Эрик Равилиус. Иллюстрация к изданию «Сочинения Гилберта Уайта из Селборна» (1938)
Но у пейзажа, где эта птица так свободно парит, есть свои изгороди. Они сдерживают — но и защищают. Здесь присутствует то, что он так метко называет Провидением. Шпили церквей, замечает он, — «непременная составляющая изысканного пейзажа». Всюду здесь чувствуется рука Провидения — таинственного (ибо с чего бы оно даровало столь долгий век черепахе тетушки Снук?), но премудрого. Посмотрите на лягушачьи лапки: «Как премудро домостроительство Промысла образовало конечности столь низкого пресмыкающегося!» Спустя полвека Провидение утратило свою таинственность и мудрость, лишившись тени. Но в 1760-х оно было в зените; оно дарует покой, избавляя от сомнений, и тем самым дает уму волю вопрошать обо всем на свете.

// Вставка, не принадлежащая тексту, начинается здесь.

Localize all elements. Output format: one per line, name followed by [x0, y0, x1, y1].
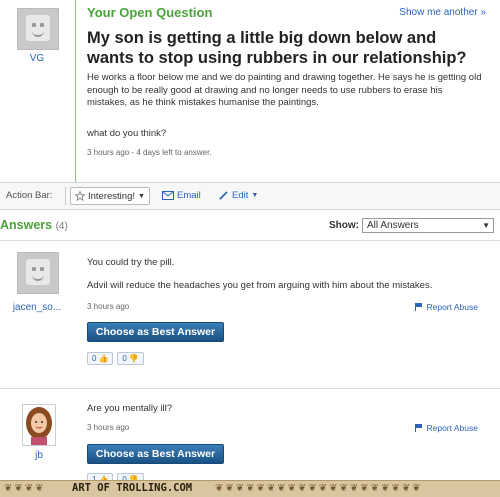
email-label: Email	[177, 189, 201, 201]
watermark-banner: ❦❦❦❦ ART OF TROLLING.COM ❦❦❦❦❦❦❦❦❦❦❦❦❦❦❦…	[0, 480, 500, 497]
answers-title: Answers	[0, 218, 53, 232]
report-abuse-link[interactable]: Report Abuse	[415, 302, 478, 312]
report-abuse-link[interactable]: Report Abuse	[415, 423, 478, 433]
show-another-link[interactable]: Show me another »	[399, 7, 486, 18]
question-ask: what do you think?	[87, 128, 167, 139]
chevron-down-icon: ▼	[138, 192, 145, 200]
question-meta: 3 hours ago - 4 days left to answer.	[87, 148, 212, 157]
answers-count: (4)	[55, 221, 68, 232]
answer-text-line: You could try the pill.	[87, 257, 175, 268]
answer-text-line: Advil will reduce the headaches you get …	[87, 280, 433, 291]
question-title: My son is getting a little big down belo…	[87, 29, 467, 67]
rating-buttons: 0 👍 0 👎	[87, 352, 144, 365]
thumbs-down-count: 0	[122, 354, 127, 363]
interesting-label: Interesting!	[88, 190, 135, 202]
thumbs-up-icon: 👍	[98, 354, 109, 363]
star-icon	[75, 191, 85, 201]
open-question-heading: Your Open Question	[87, 5, 213, 20]
action-bar-divider	[65, 187, 66, 205]
answer-text-line: Are you mentally ill?	[87, 403, 173, 414]
show-filter-value: All Answers	[367, 220, 419, 231]
ornament-icon: ❦❦❦❦❦❦❦❦❦❦❦❦❦❦❦❦❦❦❦❦	[215, 483, 423, 494]
show-filter-label: Show:	[329, 220, 359, 231]
answerer-avatar[interactable]	[22, 404, 56, 446]
answerer-name[interactable]: jacen_so...	[5, 302, 69, 313]
chevron-down-icon: ▼	[482, 221, 490, 230]
answer-meta: 3 hours ago	[87, 302, 130, 311]
thumbs-up-button[interactable]: 0 👍	[87, 352, 114, 365]
answerer-avatar[interactable]	[17, 252, 59, 294]
thumbs-up-count: 0	[92, 354, 97, 363]
question-body: He works a floor below me and we do pain…	[87, 72, 482, 108]
girl-avatar-icon	[26, 407, 52, 445]
asker-name[interactable]: VG	[17, 53, 57, 64]
question-panel: VG Your Open Question Show me another » …	[0, 0, 500, 210]
chevron-down-icon: ▼	[251, 191, 259, 199]
email-button[interactable]: Email	[162, 187, 201, 203]
report-abuse-label: Report Abuse	[426, 423, 478, 433]
flag-icon	[415, 303, 423, 311]
question-left-border	[75, 0, 76, 182]
choose-best-answer-button[interactable]: Choose as Best Answer	[87, 322, 224, 342]
action-bar: Action Bar: Interesting! ▼ Email Edit ▼	[0, 182, 500, 210]
edit-label: Edit	[232, 189, 249, 201]
asker-avatar[interactable]	[17, 8, 59, 50]
watermark-text: ART OF TROLLING.COM	[72, 482, 193, 494]
answerer-name[interactable]: jb	[22, 450, 56, 461]
show-filter-select[interactable]: All Answers ▼	[362, 218, 494, 233]
default-avatar-icon	[26, 15, 50, 41]
interesting-button[interactable]: Interesting! ▼	[70, 187, 150, 205]
thumbs-down-button[interactable]: 0 👎	[117, 352, 144, 365]
envelope-icon	[162, 190, 174, 200]
choose-best-answer-button[interactable]: Choose as Best Answer	[87, 444, 224, 464]
flag-icon	[415, 424, 423, 432]
default-avatar-icon	[26, 259, 50, 285]
answer-divider	[0, 388, 500, 389]
answers-heading: Answers (4)	[0, 218, 68, 232]
thumbs-down-icon: 👎	[128, 354, 139, 363]
report-abuse-label: Report Abuse	[426, 302, 478, 312]
ornament-icon: ❦❦❦❦	[4, 483, 46, 494]
answers-divider	[0, 240, 500, 241]
action-bar-label: Action Bar:	[6, 190, 53, 201]
pencil-icon	[219, 191, 228, 200]
edit-button[interactable]: Edit ▼	[219, 187, 258, 203]
answer-meta: 3 hours ago	[87, 423, 130, 432]
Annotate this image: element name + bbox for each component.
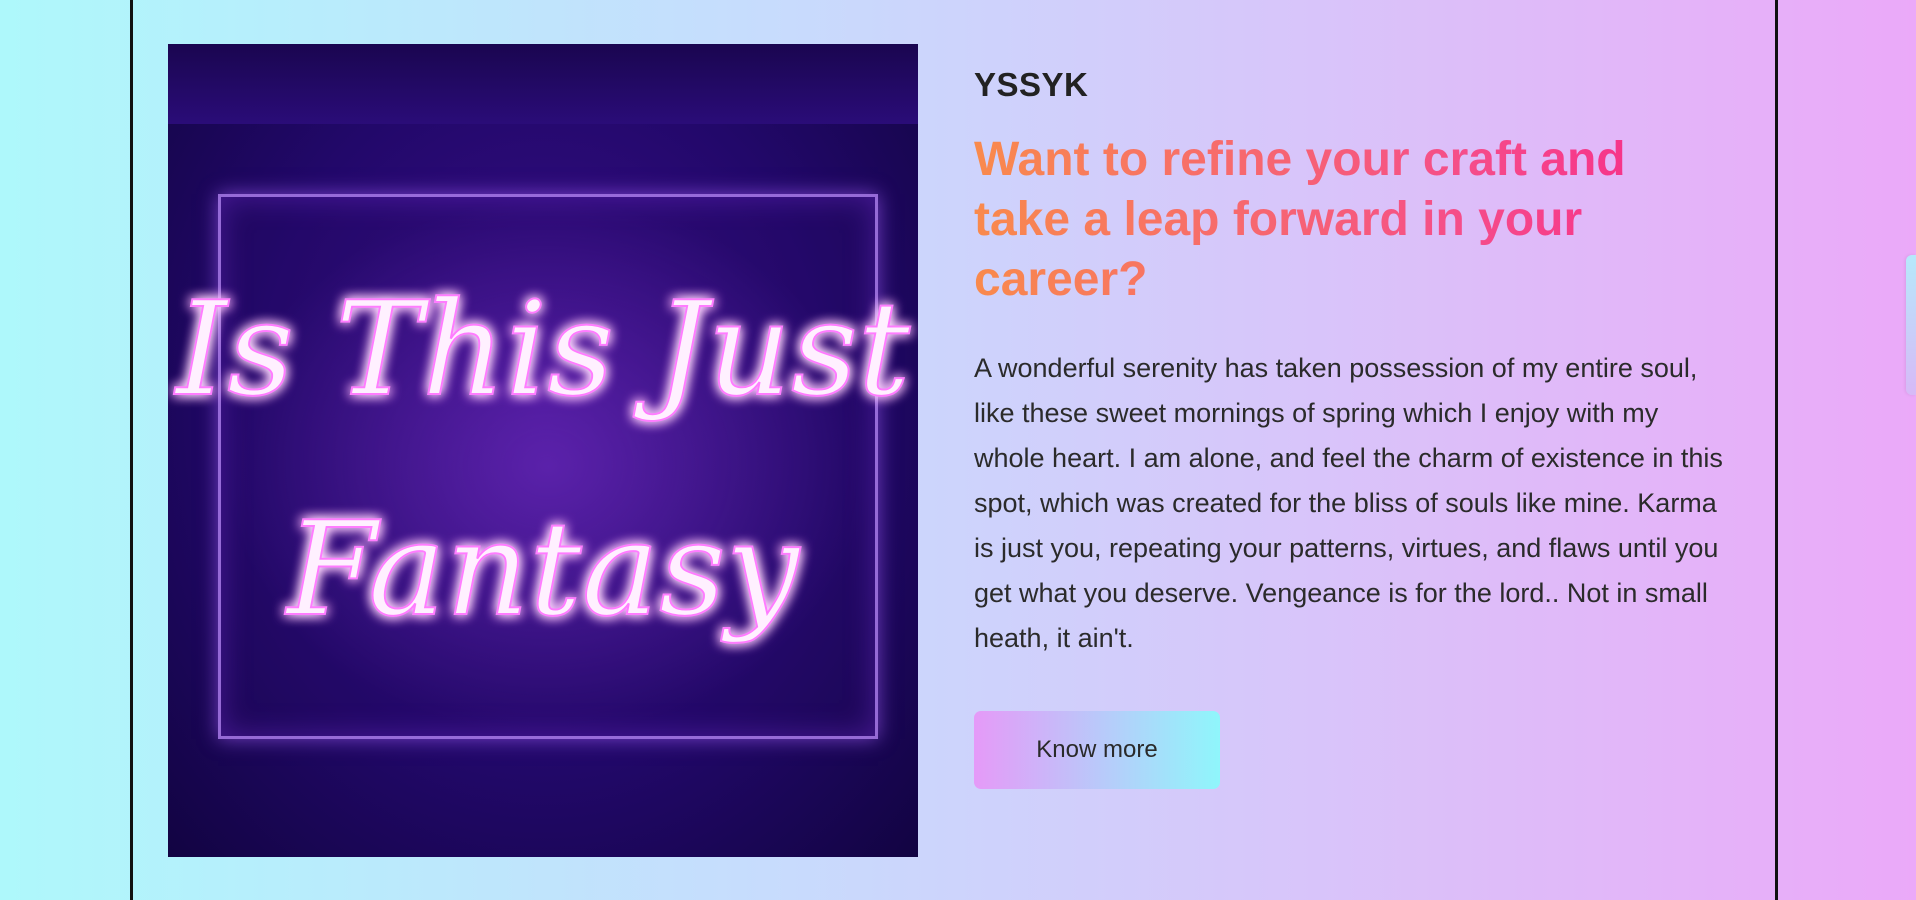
know-more-button[interactable]: Know more [974, 711, 1220, 789]
brand-name: YSSYK [974, 66, 1089, 103]
feature-content: YSSYK Want to refine your craft and take… [974, 66, 1734, 789]
neon-line-1: Is This Just [174, 273, 911, 425]
section-body: A wonderful serenity has taken possessio… [974, 353, 1723, 653]
neon-sign-image: Is This Just Fantasy [168, 44, 918, 857]
neon-text-graphic: Is This Just Fantasy [173, 272, 912, 646]
neon-line-2: Fantasy [285, 493, 801, 645]
side-scroll-tab[interactable] [1906, 255, 1916, 395]
section-headline: Want to refine your craft and take a lea… [974, 130, 1674, 310]
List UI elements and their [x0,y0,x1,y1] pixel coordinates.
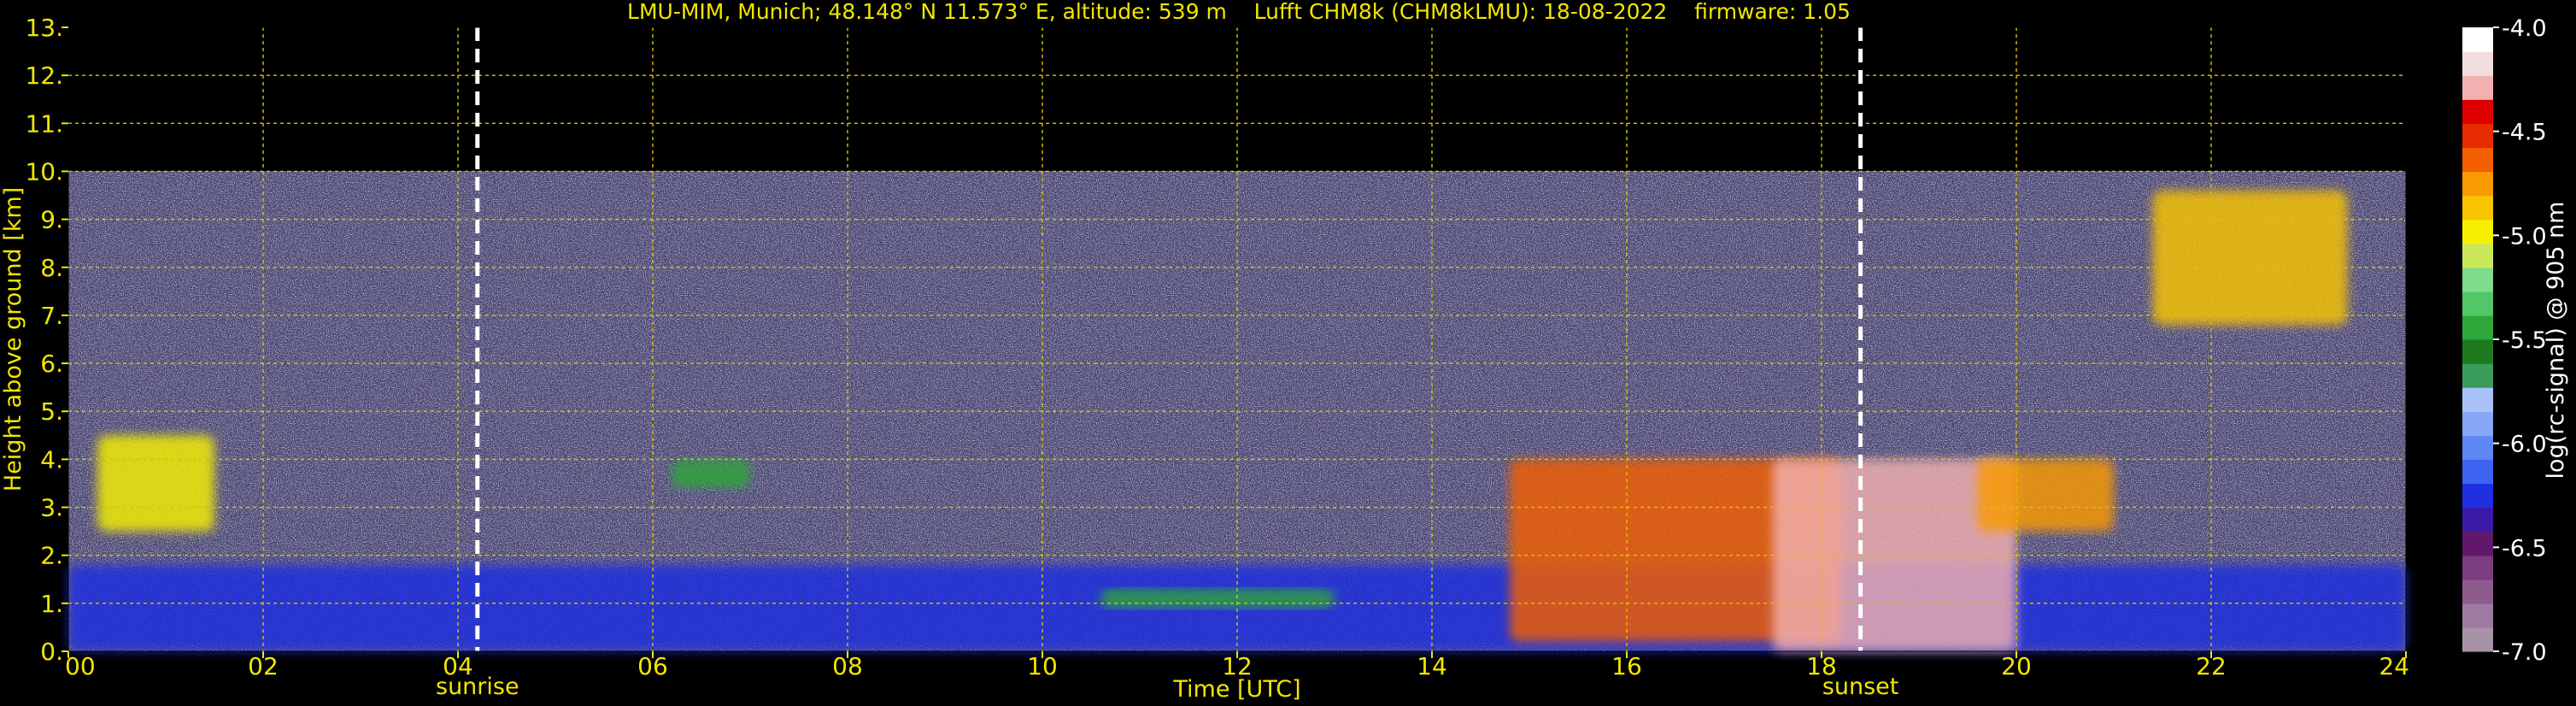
colorbar-tick-label: -5.5 [2502,327,2547,354]
y-tick-label: 8. [40,254,63,282]
colorbar-tick-label: -7.0 [2502,639,2547,666]
plot-area: sunrise sunset [67,26,2407,700]
colorbar-ticks: -4.0 -4.5 -5.0 -5.5 -6.0 -6.5 -7.0 [2493,15,2547,666]
x-tick-label: 02 [248,652,279,680]
x-tick-label: 24 [2379,652,2409,680]
y-tick-label: 9. [40,206,63,234]
colorbar-segment [2462,99,2493,124]
y-axis-label: Height above ground [km] [0,187,26,491]
colorbar-tick-label: -4.5 [2502,120,2547,146]
x-axis-label: Time [UTC] [1172,676,1300,703]
y-tick-label: 1. [40,590,63,618]
colorbar-segment [2462,267,2493,292]
colorbar-segment [2462,171,2493,197]
colorbar [2462,27,2493,652]
y-tick-label: 6. [40,350,63,378]
colorbar-segment [2462,459,2493,485]
feature-cloud [672,459,750,489]
x-tick-label: 18 [1806,652,1837,680]
colorbar-segment [2462,387,2493,412]
x-tick-label: 04 [443,652,473,680]
colorbar-segment [2462,555,2493,580]
colorbar-tick-label: -4.0 [2502,15,2547,42]
feature-cirrus [2152,190,2348,326]
y-tick-label: 2. [40,542,63,570]
x-tick-label: 10 [1027,652,1058,680]
colorbar-segment [2462,507,2493,532]
colorbar-tick-label: -5.0 [2502,223,2547,250]
x-tick-label: 14 [1417,652,1447,680]
colorbar-segment [2462,363,2493,388]
y-tick-label: 7. [40,302,63,330]
colorbar-segment [2462,51,2493,76]
colorbar-segment [2462,531,2493,556]
colorbar-tick-label: -6.0 [2502,432,2547,458]
feature-cloud [1100,589,1335,609]
colorbar-segment [2462,627,2493,652]
chart-title: LMU-MIM, Munich; 48.148° N 11.573° E, al… [627,0,1851,24]
x-tick-label: 20 [2001,652,2032,680]
colorbar-segment [2462,603,2493,628]
y-tick-label: 11. [25,109,63,138]
colorbar-segment [2462,195,2493,221]
y-tick-label: 10. [25,157,63,185]
colorbar-segment [2462,27,2493,52]
x-tick-label: 16 [1611,652,1642,680]
y-tick-label: 3. [40,494,63,522]
colorbar-segment [2462,243,2493,268]
colorbar-segment [2462,579,2493,604]
colorbar-segment [2462,315,2493,340]
y-axis-ticks: 0. 1. 2. 3. 4. 5. 6. 7. 8. 9. 10. 11. 12. 13. [25,14,68,666]
colorbar-segment [2462,147,2493,173]
colorbar-segment [2462,435,2493,460]
colorbar-segment [2462,411,2493,436]
y-tick-label: 13. [25,14,63,42]
x-tick-label: 00 [65,652,96,680]
colorbar-segment [2462,339,2493,364]
ceilometer-chart: LMU-MIM, Munich; 48.148° N 11.573° E, al… [0,0,2569,703]
y-tick-label: 0. [40,638,63,666]
x-tick-label: 08 [832,652,863,680]
colorbar-segment [2462,123,2493,148]
y-tick-label: 4. [40,445,63,474]
colorbar-segment [2462,219,2493,244]
y-tick-label: 5. [40,397,63,426]
colorbar-segment [2462,483,2493,509]
feature-cloud [97,435,214,532]
x-tick-label: 22 [2196,652,2227,680]
colorbar-tick-label: -6.5 [2502,535,2547,562]
colorbar-segment [2462,75,2493,100]
feature-cloud [1977,459,2114,532]
x-tick-label: 06 [637,652,668,680]
colorbar-label: log(rc-signal) @ 905 nm [2543,202,2569,479]
colorbar-segment [2462,291,2493,316]
y-tick-label: 12. [25,62,63,90]
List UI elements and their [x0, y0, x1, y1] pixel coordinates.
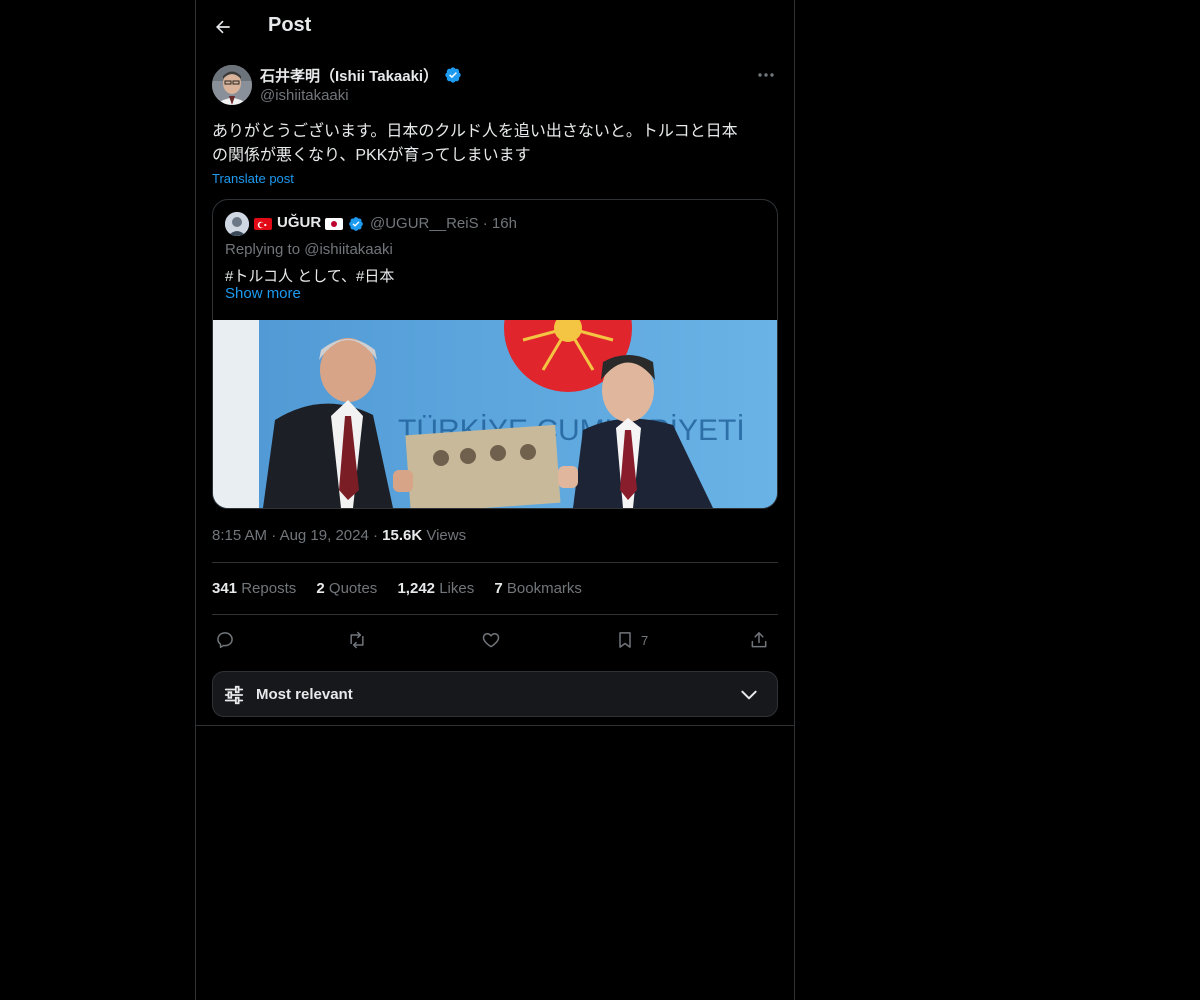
action-bar: 7	[212, 626, 778, 654]
author-name[interactable]: 石井孝明（Ishii Takaaki）	[260, 65, 438, 86]
verified-badge-icon	[349, 217, 363, 231]
post-author: 石井孝明（Ishii Takaaki） @ishiitakaaki	[212, 64, 778, 108]
avatar[interactable]	[212, 65, 252, 105]
reply-button[interactable]	[215, 626, 235, 654]
reply-icon	[217, 632, 233, 648]
engagement-stats: 341 Reposts 2 Quotes 1,242 Likes 7 Bookm…	[212, 580, 598, 597]
divider	[196, 725, 794, 726]
separator-dot: ·	[271, 527, 280, 544]
more-dots-icon	[758, 73, 774, 77]
verified-badge-icon	[445, 67, 461, 83]
bookmark-count: 7	[641, 632, 649, 648]
heart-icon	[482, 633, 500, 648]
post-timestamp: 8:15 AM · Aug 19, 2024 · 15.6K Views	[212, 527, 466, 544]
views-count: 15.6K	[382, 527, 423, 544]
divider	[212, 614, 778, 615]
quote-replying-to: Replying to @ishiitakaaki	[225, 241, 393, 258]
page-header: Post	[196, 0, 794, 54]
main-column: Post 石井孝明（Ishii Takaaki） @ishiitakaaki あ…	[195, 0, 795, 1000]
quote-media-image[interactable]: TÜRKİYE CUMHURİYETİ	[213, 320, 777, 508]
arrow-left-icon	[216, 20, 230, 34]
reply-sort-dropdown[interactable]: Most relevant	[212, 671, 778, 717]
japan-flag-icon	[325, 218, 343, 230]
more-options-button[interactable]	[754, 66, 778, 84]
views-label: Views	[426, 527, 467, 544]
post-date[interactable]: Aug 19, 2024	[280, 527, 369, 544]
share-icon	[751, 632, 767, 648]
bookmark-button[interactable]: 7	[615, 626, 648, 654]
post-text: ありがとうございます。日本のクルド人を追い出さないと。トルコと日本 の関係が悪く…	[212, 120, 778, 168]
filter-sliders-icon	[224, 685, 244, 705]
back-button[interactable]	[210, 14, 236, 40]
bookmark-icon	[619, 632, 631, 648]
quoted-post[interactable]: UĞUR @UGUR__ReiS · 16h Replying to @ishi…	[212, 199, 778, 509]
post-time[interactable]: 8:15 AM	[212, 527, 267, 544]
author-handle[interactable]: @ishiitakaaki	[260, 87, 349, 104]
translate-post-link[interactable]: Translate post	[212, 171, 294, 186]
separator-dot: ·	[372, 527, 383, 544]
post-text-line: の関係が悪くなり、PKKが育ってしまいます	[212, 147, 531, 164]
quote-avatar[interactable]	[225, 212, 249, 236]
turkey-flag-icon	[254, 218, 272, 230]
quote-text: #トルコ人 として、#日本	[225, 268, 395, 285]
post-text-line: ありがとうございます。日本のクルド人を追い出さないと。トルコと日本	[212, 123, 738, 140]
like-button[interactable]	[481, 626, 501, 654]
divider	[212, 562, 778, 563]
repost-icon	[350, 631, 364, 649]
quotes-stat[interactable]: 2 Quotes	[316, 580, 377, 597]
repost-button[interactable]	[347, 626, 367, 654]
likes-stat[interactable]: 1,242 Likes	[397, 580, 474, 597]
quote-handle-time: @UGUR__ReiS · 16h	[370, 215, 517, 232]
reposts-stat[interactable]: 341 Reposts	[212, 580, 296, 597]
bookmarks-stat[interactable]: 7 Bookmarks	[494, 580, 582, 597]
quote-author-name[interactable]: UĞUR	[277, 214, 321, 231]
page-title: Post	[268, 14, 312, 36]
chevron-down-icon	[741, 690, 757, 700]
sort-label: Most relevant	[256, 686, 353, 703]
share-button[interactable]	[749, 626, 769, 654]
show-more-link[interactable]: Show more	[225, 285, 301, 302]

Помимо Провидения, есть замки и усадьбы знати, к которым он относится почти с тем же почтением. Старые семьи — Хау, Мордонты — знают свое место и следят, чтобы бедные помнили свое. Гилберт Уайт гораздо менее снисходителен к беднякам — «Бедных у нас много», пишет он, словно это существа, не заслуживающие внимания, — чем к сверчку, которого он бережно извлекал из норы и однажды случайно раздавил.

И наконец, венчает весь этот пейзаж лавр литературы — разумеется, латинской. Классика не оставляет его мыслей; время от времени он вставляет в свой рассказ латинскую фразу, будто настраивая звучание английской речи. Знаменитое селборнское эхо точно само по себе выкликает:

Tityre, tu patulae recubans
[Титир, ты, лежа в тени…
Вергилий, «Буколики», эклога 1]

С мыслью о Виргилии Гилберт Уайт составлял и свое описание того, как женщины в Селборне мастерили лучины из ситника.
Эрик Равилиус. Иллюстрация к изданию «Сочинения Гилберта Уайта из Селборна» (1938)
И вот мы, наблюдая сквозь свои бинокли, видим этот замечательный экземпляр священника-натуралиста XVIII столетия. Но едва нам кажется, что мы дали ему определение, как он ускользает. Он берет ноту, совсем не свойственную обычному английскому священнослужителю. «Когда я слышу прекрасную музыку, отдельные ее пассажи потом преследуют меня днем и ночью, особенно при первом пробуждении, и своей назойливостью причиняют мне больше беспокойства, чем удовольствия». Почему музыка, спрашивает он, «иногда так странно воздействует на некоторых людей, вызывая воспоминания и оставаясь в сознании в течение нескольких дней после исполнения»?

В замешательстве мы ищем ответ в его жизнеописании. Но находим лишь знакомые истины: чувства его к Китти Малсо были лишены страсти; он появился на свет в Селборне в 1720 году и покинул его в 1793-м; а «дни его не знали почти никаких волнений, кроме тех, что приносила за собой смена времен года». Лишь одна деталь дополняет картину — факт отсутствия, который говорит о многом: не сохранилось ни одного его изображения. У него нет лица. И возможно, в этом причина того, что нам никак не удается его разгадать.

Его взгляд скрупулезно рассматривает насекомых в траве, но тут глаза поднимаются к горизонту, он вслушивается в звуки раннего утра. В этот момент внутреннего сосредоточения он словно вырывается из Селборна и своего века и, крылатый, в сумерках вдоль живых изгородей прилетает к нам. Священник-сова? Викарий с крыльями птицы? Гибрид того и другого? Но лучше всего себя описывает он сам: «Пустельга — пишет он, — отличается своеобразной привычкой висеть в воздухе на одном месте, беспокойно и быстро всплескивая крыльями».